JW Mason jwm at econs.umass.edu
Sat Jan 29 18:04:40 PST 2000


(We seem to have this same argument on a regular schedule. Do any views ever change?)

Nathan Newman wrote:


> In fact, CALPERS most public campaign to increase shareholder profits has
> been to fight excessive executive compensation. There has been a lot of
> argument that excessive executive pay and distorted incentives have
> undermined profits for shareholders, not just in the left press but in the
> mainstream portfolio style theory Doug alludes to.

"Most public" in what sense? To my knowledge CALPERS has never sponsored an executive pay-related proposal. Their own proposals are focused on "management entrenchment"--i.e. making corporate takeovers easier. That's really the only reason big public and union funds do this stuff. Even the executive compensation proposals other public and union funds put forward don't have any intrinsic interest for labor--they're all about, as you say, "incentives." The only reason CALPERS engages in shareholder activism is to improve its returns.

CALPERS is also not, as you described it earlier, a "union fund." A minority of its governing board are elected by the beneficiaries (and are often union officers); the majority are appointed by the governor or are elected officials serving ex officio. The insurance industry is guaranteed a seat on its board; public-sector unions aren't.

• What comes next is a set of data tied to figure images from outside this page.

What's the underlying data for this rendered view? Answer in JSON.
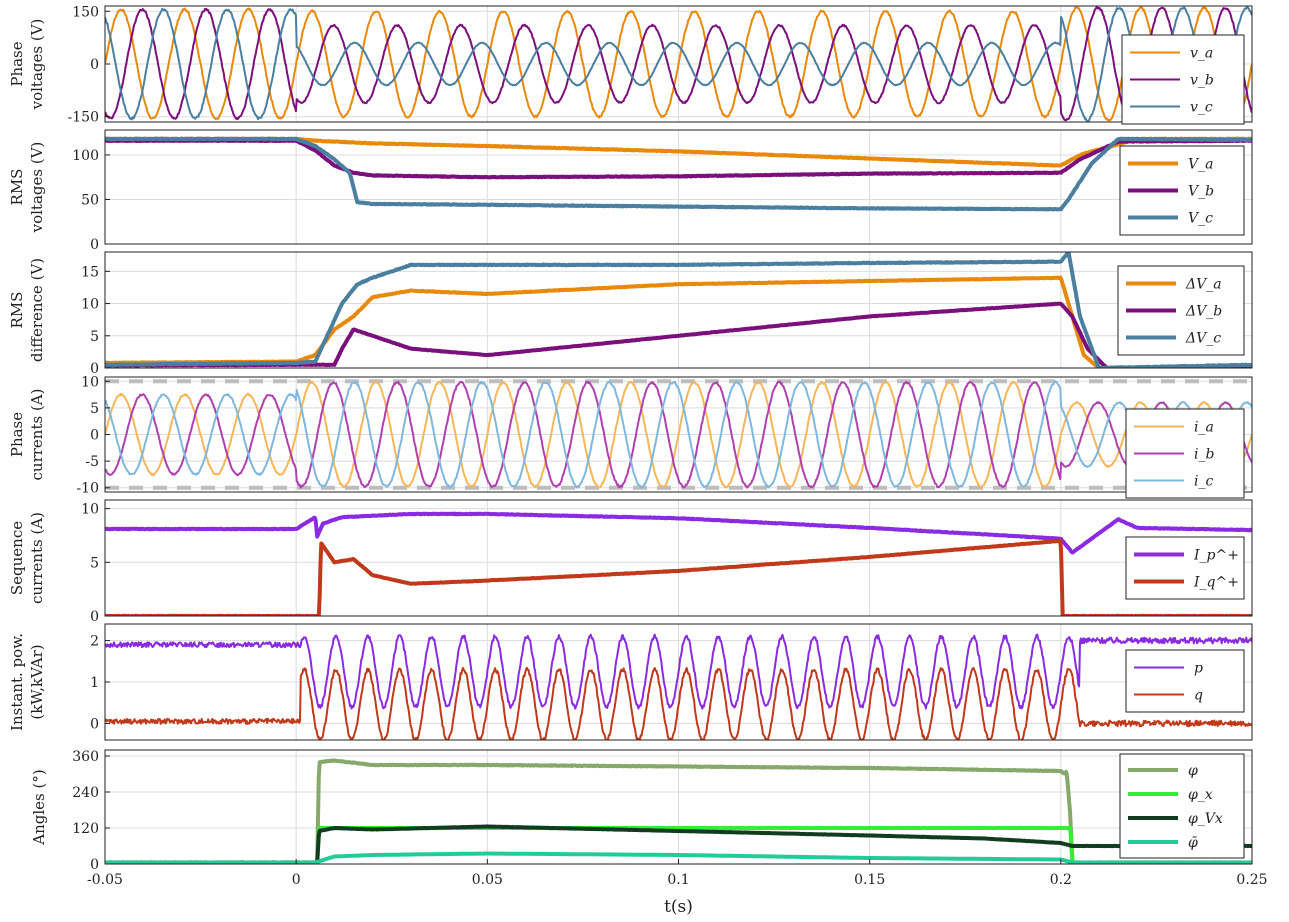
{
  "chart_data": {
    "type": "line",
    "x_axis": {
      "label": "t(s)",
      "range": [
        -0.05,
        0.25
      ],
      "ticks": [
        -0.05,
        0,
        0.05,
        0.1,
        0.15,
        0.2,
        0.25
      ],
      "tick_labels": [
        "-0.05",
        "0",
        "0.05",
        "0.1",
        "0.15",
        "0.2",
        "0.25"
      ]
    },
    "grid": true,
    "fault_window": [
      0.0,
      0.2
    ],
    "panels": [
      {
        "id": "phase-voltages",
        "ylabel": [
          "Phase",
          "voltages (V)"
        ],
        "ylim": [
          -165,
          165
        ],
        "yticks": [
          -150,
          0,
          150
        ],
        "ytick_labels": [
          "-150",
          "0",
          "150"
        ],
        "legend": "right",
        "series": [
          {
            "name": "v_a",
            "color": "#e8890c",
            "kind": "sine",
            "amp_pre": 155,
            "amp_fault": 150,
            "amp_post": 160,
            "phase_deg": 0,
            "freq_hz": 60
          },
          {
            "name": "v_b",
            "color": "#7b0f7b",
            "kind": "sine",
            "amp_pre": 155,
            "amp_fault": 110,
            "amp_post": 160,
            "phase_deg": -120,
            "freq_hz": 60
          },
          {
            "name": "v_c",
            "color": "#4a7fa0",
            "kind": "sine",
            "amp_pre": 155,
            "amp_fault": 60,
            "amp_post": 160,
            "phase_deg": 120,
            "freq_hz": 60
          }
        ]
      },
      {
        "id": "rms-voltages",
        "ylabel": [
          "RMS",
          "voltages (V)"
        ],
        "ylim": [
          0,
          128
        ],
        "yticks": [
          0,
          50,
          100
        ],
        "ytick_labels": [
          "0",
          "50",
          "100"
        ],
        "legend": "right",
        "series": [
          {
            "name": "V_a",
            "color": "#e8890c",
            "x": [
              -0.05,
              0,
              0.005,
              0.02,
              0.05,
              0.1,
              0.15,
              0.2,
              0.205,
              0.22,
              0.25
            ],
            "y": [
              118,
              118,
              116,
              113,
              110,
              104,
              96,
              88,
              100,
              118,
              118
            ]
          },
          {
            "name": "V_b",
            "color": "#7b0f7b",
            "x": [
              -0.05,
              0,
              0.005,
              0.01,
              0.015,
              0.02,
              0.05,
              0.1,
              0.15,
              0.2,
              0.205,
              0.215,
              0.25
            ],
            "y": [
              116,
              116,
              105,
              88,
              80,
              77,
              75,
              76,
              79,
              80,
              95,
              115,
              116
            ]
          },
          {
            "name": "V_c",
            "color": "#4a7fa0",
            "x": [
              -0.05,
              0,
              0.005,
              0.01,
              0.014,
              0.016,
              0.02,
              0.05,
              0.1,
              0.15,
              0.2,
              0.202,
              0.208,
              0.215,
              0.25
            ],
            "y": [
              118,
              118,
              110,
              95,
              80,
              47,
              45,
              44,
              42,
              40,
              39,
              50,
              90,
              118,
              117
            ]
          }
        ]
      },
      {
        "id": "rms-difference",
        "ylabel": [
          "RMS",
          "difference (V)"
        ],
        "ylim": [
          0,
          18
        ],
        "yticks": [
          0,
          5,
          10,
          15
        ],
        "ytick_labels": [
          "0",
          "5",
          "10",
          "15"
        ],
        "legend": "right",
        "series": [
          {
            "name": "ΔV_a",
            "color": "#e8890c",
            "x": [
              -0.05,
              0,
              0.005,
              0.01,
              0.015,
              0.02,
              0.03,
              0.05,
              0.1,
              0.15,
              0.2,
              0.203,
              0.206,
              0.21,
              0.25
            ],
            "y": [
              0.8,
              1,
              2,
              6,
              8,
              11,
              12,
              11.5,
              13,
              13.5,
              14,
              8,
              2,
              0,
              0
            ]
          },
          {
            "name": "ΔV_b",
            "color": "#7b0f7b",
            "x": [
              -0.05,
              0,
              0.01,
              0.012,
              0.015,
              0.02,
              0.03,
              0.05,
              0.1,
              0.15,
              0.2,
              0.203,
              0.207,
              0.212,
              0.25
            ],
            "y": [
              0.4,
              0.5,
              0.5,
              3,
              6,
              5,
              3,
              2,
              5,
              8,
              10,
              8,
              3,
              0,
              0
            ]
          },
          {
            "name": "ΔV_c",
            "color": "#4a7fa0",
            "x": [
              -0.05,
              0,
              0.005,
              0.012,
              0.016,
              0.02,
              0.03,
              0.05,
              0.1,
              0.15,
              0.2,
              0.202,
              0.205,
              0.21,
              0.25
            ],
            "y": [
              0.5,
              0.8,
              1,
              10,
              13,
              14,
              16,
              16,
              16,
              16.3,
              16.5,
              18,
              8,
              0,
              0.5
            ]
          }
        ]
      },
      {
        "id": "phase-currents",
        "ylabel": [
          "Phase",
          "currents (A)"
        ],
        "ylim": [
          -10.8,
          10.8
        ],
        "yticks": [
          -10,
          -5,
          0,
          5,
          10
        ],
        "ytick_labels": [
          "-10",
          "-5",
          "0",
          "5",
          "10"
        ],
        "limit_lines": [
          -10,
          10
        ],
        "legend": "right",
        "series": [
          {
            "name": "i_a",
            "color": "#f6b65a",
            "kind": "sine",
            "amp_pre": 7.5,
            "amp_fault": 9.8,
            "amp_post": 6,
            "phase_deg": 0,
            "freq_hz": 60
          },
          {
            "name": "i_b",
            "color": "#b040b0",
            "kind": "sine",
            "amp_pre": 7.5,
            "amp_fault": 9.8,
            "amp_post": 6,
            "phase_deg": -120,
            "freq_hz": 60
          },
          {
            "name": "i_c",
            "color": "#7fb8dc",
            "kind": "sine",
            "amp_pre": 7.5,
            "amp_fault": 9.8,
            "amp_post": 6,
            "phase_deg": 120,
            "freq_hz": 60
          }
        ]
      },
      {
        "id": "sequence-currents",
        "ylabel": [
          "Sequence",
          "currents (A)"
        ],
        "ylim": [
          0,
          10.8
        ],
        "yticks": [
          0,
          5,
          10
        ],
        "ytick_labels": [
          "0",
          "5",
          "10"
        ],
        "legend": "right",
        "series": [
          {
            "name": "I_p^+",
            "color": "#8a2be2",
            "x": [
              -0.05,
              0,
              0.005,
              0.0055,
              0.007,
              0.012,
              0.03,
              0.05,
              0.1,
              0.15,
              0.2,
              0.203,
              0.215,
              0.22,
              0.25
            ],
            "y": [
              8.1,
              8.1,
              9.2,
              7.4,
              8.6,
              9.2,
              9.5,
              9.5,
              9.1,
              8.2,
              7.2,
              5.9,
              9,
              8.2,
              8
            ]
          },
          {
            "name": "I_q^+",
            "color": "#c0391b",
            "x": [
              -0.05,
              0.006,
              0.0065,
              0.01,
              0.015,
              0.02,
              0.03,
              0.05,
              0.1,
              0.15,
              0.2,
              0.2005,
              0.25
            ],
            "y": [
              0,
              0,
              6.8,
              5,
              5.3,
              3.8,
              3,
              3.3,
              4.2,
              5.5,
              7,
              0,
              0
            ]
          }
        ]
      },
      {
        "id": "instantaneous-power",
        "ylabel": [
          "Instant. pow.",
          "(kW,kVAr)"
        ],
        "ylim": [
          -0.4,
          2.4
        ],
        "yticks": [
          0,
          1,
          2
        ],
        "ytick_labels": [
          "0",
          "1",
          "2"
        ],
        "legend": "right",
        "series": [
          {
            "name": "p",
            "color": "#8a2be2",
            "kind": "ripple",
            "pre": 1.9,
            "fault_mean": 1.25,
            "fault_amp": 0.85,
            "post": 2.0,
            "freq_hz": 120
          },
          {
            "name": "q",
            "color": "#c0391b",
            "kind": "ripple",
            "pre": 0.05,
            "fault_mean": 0.45,
            "fault_amp": 0.85,
            "post": 0.0,
            "freq_hz": 120
          }
        ]
      },
      {
        "id": "angles",
        "ylabel": [
          "Angles (°)"
        ],
        "ylim": [
          0,
          380
        ],
        "yticks": [
          0,
          120,
          240,
          360
        ],
        "ytick_labels": [
          "0",
          "120",
          "240",
          "360"
        ],
        "legend": "top-right",
        "series": [
          {
            "name": "φ",
            "color": "#86a86a",
            "x": [
              -0.05,
              0.0055,
              0.006,
              0.01,
              0.02,
              0.05,
              0.1,
              0.15,
              0.2,
              0.201,
              0.2015,
              0.2025,
              0.203,
              0.25
            ],
            "y": [
              5,
              5,
              340,
              345,
              330,
              330,
              325,
              320,
              310,
              300,
              310,
              160,
              5,
              5
            ]
          },
          {
            "name": "φ_x",
            "color": "#33ee33",
            "x": [
              -0.05,
              0.0055,
              0.006,
              0.2025,
              0.203,
              0.25
            ],
            "y": [
              5,
              5,
              120,
              120,
              5,
              5
            ]
          },
          {
            "name": "φ_Vx",
            "color": "#123c1e",
            "x": [
              -0.05,
              0.0055,
              0.006,
              0.01,
              0.02,
              0.05,
              0.1,
              0.15,
              0.18,
              0.2,
              0.203,
              0.25
            ],
            "y": [
              5,
              5,
              110,
              120,
              115,
              125,
              110,
              95,
              85,
              70,
              60,
              60
            ]
          },
          {
            "name": "φ̄",
            "color": "#22cc99",
            "x": [
              -0.05,
              0.005,
              0.01,
              0.02,
              0.05,
              0.1,
              0.15,
              0.2,
              0.203,
              0.25
            ],
            "y": [
              5,
              5,
              25,
              30,
              35,
              30,
              20,
              15,
              5,
              5
            ]
          }
        ]
      }
    ]
  }
}
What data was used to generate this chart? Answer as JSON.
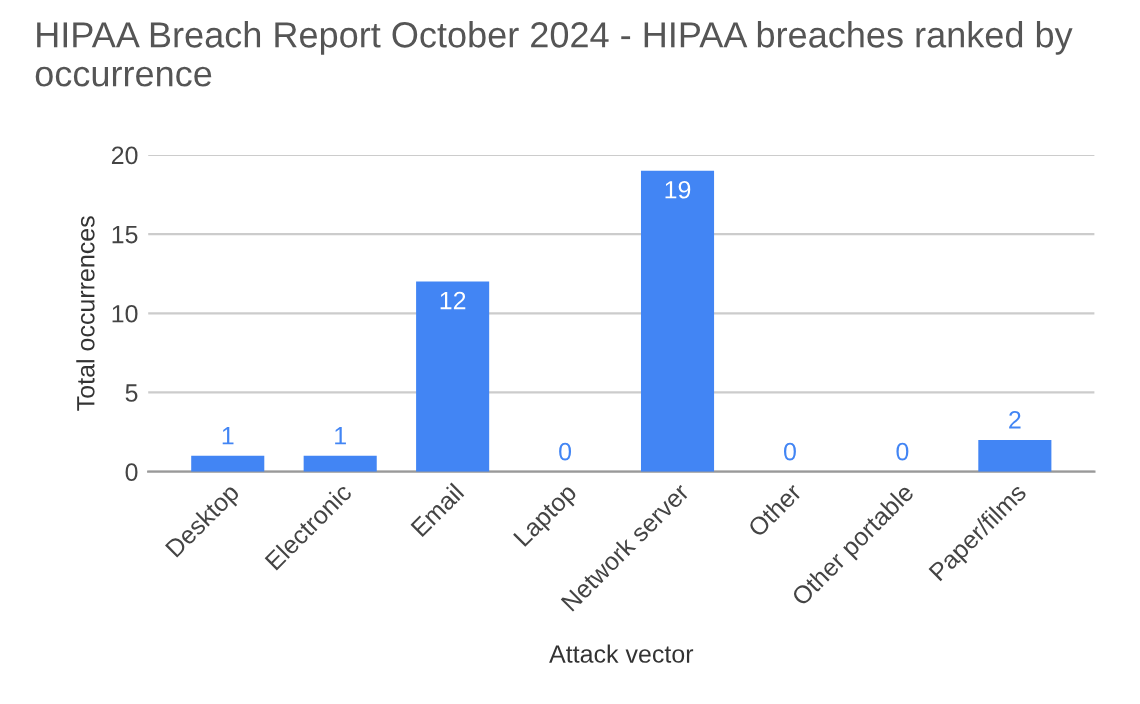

> Now, I have no doubt that Seth or Doug can find an actual example of CALPERS
> supporting a policy that hurt workers,

It's not a question of "an example." The net effect of CALPERS and other public funds' activism is to make takeovers easier and force management to focus more on returns to shareholders. Good or bad for workers?


> And as for Doug's original argument agaisnt the Swedish funds, one of the
> problems was obviously a lack of active involvement by the funds in
> management of the firms -- remember the "lack of interest" by the workers
> that Doug bemoaned. Well, if CALPERS is pioneering active involvement under
> the constraints of fiduciary duty, it is quite reasonable to argue that
> under more socially conscious rules for worker-owned investment funds, they
> could be actively involved for more worker and society-oriented management
> of their social capital.

Rules for union funds (if that's what you mean by "worker-owned") are more restrictive, not less, of social consciousness (and what's that mean, anyway?) Under Taft-Hartley, pension funds cannot have more than 50% union representation on their governing bodies. And under ERISA, trustees are not held to the "prudent man" standard that Doug mentioned, but to the even stricter "prudent expert" standard, are forbidden from considering any goal other than maximizing risk-adjusted returns, and are personally liable for any losses to the fund if they deviate. The entire structure of these funds is designed to prevent the kind of activism you're talking about.


> Even given its limits, CALPERS has been actively involved in low-income
> housing, seeking to punish racist executives at Texaco, challenging
> clearcutting in the Headwaters forests, and supporting prevailing wages in
> the construction industry. These seem like quite good acts derived from the
> worker-base of CALPERS nature,

Again, CALPERS is accountable to the state government, not to workers. I agree with a lot of what you have to say about unions, but I think it's a big mistake to include CALPERS in the same category.

More broadly, if shareholder activism is of any value to the labor movement, it's as one component of a corporate campaign directed at a particular company, in a context where all the traditional strategies are in use too. I'm agnostic about the ultimate value of this, but one can certainly argue that there are cases where labor can use conflicts between management and shareholders to form alliances of convenience. But it's a far cry from that to imagine that institutions that in their whole structure are designed to advance the interests of shareholders--one group that by definition is not on "our side"--could be some kind of vanguard for socialism.